Ewa Farna prężnie działa w swoich mediach społecznościowych. Mimo że artystka strzeże prywatności w swoim życiu codziennym i nie pokazuje w sieci zdjęć synka, to chętnie wypowiada się na tematy ważne w przestrzeni publicznej.Ostatnio artystka postanowiła porozmawiać nieco o feminizmie i ruchu "body positive". Zamieściła na Instagramie zdjęcie topless i powiedziała, co sądzi na temat równouprawnienia kobiet i mężczyzn. Zwróciła uwagę na to, że feminizm nie może przybierać formy skrajnie ekstremistycznej.
A właśnie: z radykałem się nie zgadzam, z ogólną definicją ruchu tak. Wiecie, bo ja lubię facetów. Nie chciałabym świata bez nich, wiem, jak są ważni. Tak samo, jak dziewczyny... Potrafią być przecudowni, sama mam wspaniałego męża, który jest też mocno zaangażowany w wychowanie naszego dziecka. Nigdy nie czułam się gorsza od facetów... Może tego nie widziałam, może nie jestem tak bystra, ale nie czułam, żeby mnie ograniczało to, że jestem dziewczyną, mimo to jestem w dobrym miejscu i zapracowałam sobie na to, żeby się w nim znaleźć. Ale wiem, że nie ma takie szczęście. Nie każdy wyrastał w tym, że równe traktowanie dziewczyn i facetów to normalne - napisała na swoim Instagramie.
W najnowszym wywiadzie dla "Wysokich Obcasów" postanowiła powiedzieć też nieco więcej o tym, jak postrzega "bodypositive". Farna zdradziła, że nie jest za promowaniem niezdrowego stylu życia i otyłości. Teraz docenia również swoje ciało, które dużo musiało przetrwać po ciąży.
Ciąża nauczyła mnie ogromnego szacunku do ciała. Dziękowałam za to, jakie jest, że jest zdrowe, i przepraszałam, że kiedykolwiek mogło mi wpaść do głowy, żeby w nie zwątpić, bo inni mówili, że nie jest idealne - zdradziła.
Niestety nie zawsze potrafiła tak spojrzeć na siebie spojrzeć. W wywiadzie z magazynem powiedziała również, że przez wiele lat doświadczyła wielkiego bólu od internautów, którzy na temat jej figury wymyślali bestialskie określenia.Ewa w rozmowie powiedziała, że ataki zaczęły się w najbardziej wrażliwym momencie jej życia. Wówczas była tylko nastolatką, która musiała zmierzyć się z ogromną falą hejtu. Teraz to już koniec!

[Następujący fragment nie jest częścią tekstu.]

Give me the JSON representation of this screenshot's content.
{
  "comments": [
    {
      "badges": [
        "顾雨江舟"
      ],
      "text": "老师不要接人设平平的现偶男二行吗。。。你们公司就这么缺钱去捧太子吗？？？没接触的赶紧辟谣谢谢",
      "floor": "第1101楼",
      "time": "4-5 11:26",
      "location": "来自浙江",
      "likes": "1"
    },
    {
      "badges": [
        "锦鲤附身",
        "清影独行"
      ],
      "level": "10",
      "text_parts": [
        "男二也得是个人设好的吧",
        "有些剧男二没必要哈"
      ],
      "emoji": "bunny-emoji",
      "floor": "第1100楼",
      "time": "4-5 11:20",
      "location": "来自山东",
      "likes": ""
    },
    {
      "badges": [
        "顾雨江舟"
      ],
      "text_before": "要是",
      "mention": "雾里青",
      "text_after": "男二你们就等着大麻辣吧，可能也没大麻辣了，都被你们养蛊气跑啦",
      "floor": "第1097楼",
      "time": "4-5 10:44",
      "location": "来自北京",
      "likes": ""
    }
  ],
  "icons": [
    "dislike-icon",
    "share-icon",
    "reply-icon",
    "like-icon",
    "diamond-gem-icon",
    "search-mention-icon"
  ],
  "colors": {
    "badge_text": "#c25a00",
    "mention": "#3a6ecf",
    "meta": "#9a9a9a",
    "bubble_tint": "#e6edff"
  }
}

W najbardziej wrażliwym momencie życia czytałam, że wyglądam jak dwa tiry, jestem pontonem z ośmioma brodami... Wielokrotnie zastanawiałam się, czy ci, którzy wymyślają te straszne, krzywdzące nagłówki, zdają sobie sprawę, że po drugiej stronie jest żywy, myślący i czujący człowiek. Byłam nastolatką, moje ciało maksymalnie się zmieniało, przeistaczało z dziewczynki w kobietę, rosły mi piersi, tyłek, musiałam od nowa budować relację ze sobą i swoim wyglądem - powiedziała.

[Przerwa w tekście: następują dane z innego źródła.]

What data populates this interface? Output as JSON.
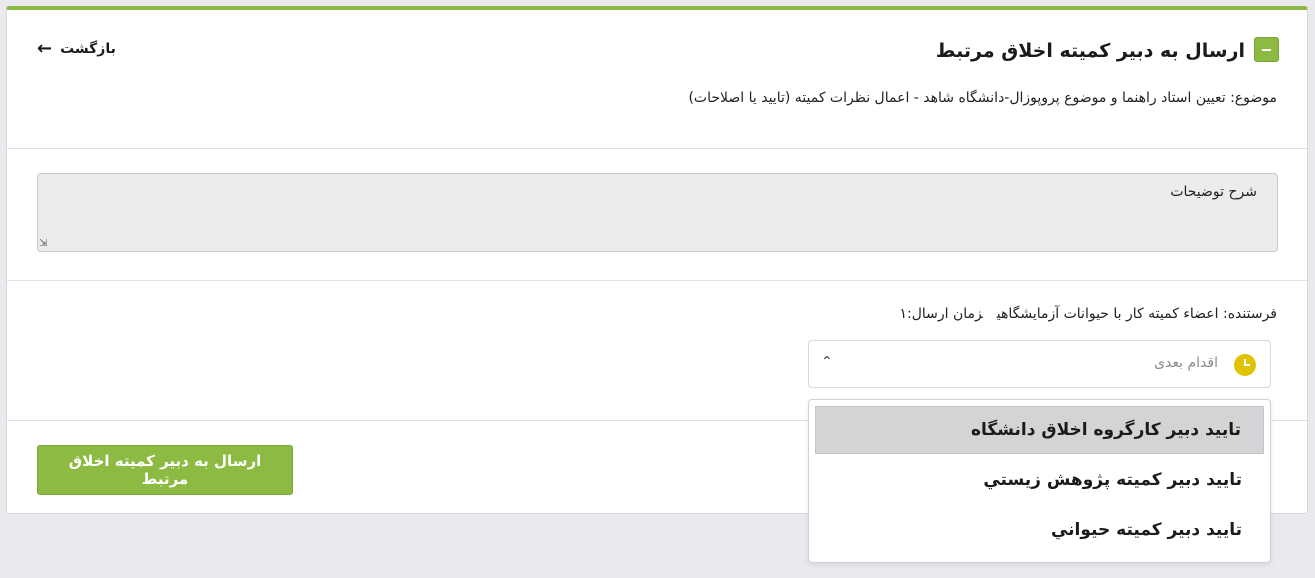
{
  "header": {
    "title": "ارسال به دبير كميته اخلاق مرتبط",
    "back_label": "بازگشت"
  },
  "subject": {
    "text": "موضوع: تعیین استاد راهنما و موضوع پروپوزال-دانشگاه شاهد - اعمال نظرات کمیته (تایید یا اصلاحات)"
  },
  "description": {
    "placeholder": "شرح توضیحات"
  },
  "sender": {
    "sender_text": "فرستنده: اعضاء كميته كار با حيوانات آزمايشگاهي",
    "time_text": "زمان ارسال:١"
  },
  "next_action": {
    "placeholder": "اقدام بعدی",
    "options": [
      "تایید دبیر کارگروه اخلاق دانشگاه",
      "تاييد دبير كميته پژوهش زيستي",
      "تاييد دبير كميته حيواني"
    ]
  },
  "actions": {
    "submit_label": "ارسال به دبير كميته اخلاق مرتبط"
  },
  "colors": {
    "accent": "#8cba42",
    "clock": "#e2c200",
    "selected_option": "#d4d4d7",
    "background": "#e9e9ee"
  }
}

Na szczęście teraz Ewa jest szczęśliwą mamą i mężatką i doskonale zna swoją wartość. W oficjalnych sesjach zdjęciowych stawia na naturalność. Podkreśliła, że nie ma nic przeciwko wyretuszowaniu niedoskonałości, ale nie zgadza się na poprawianie rysów twarzy, czy zwężanie talii.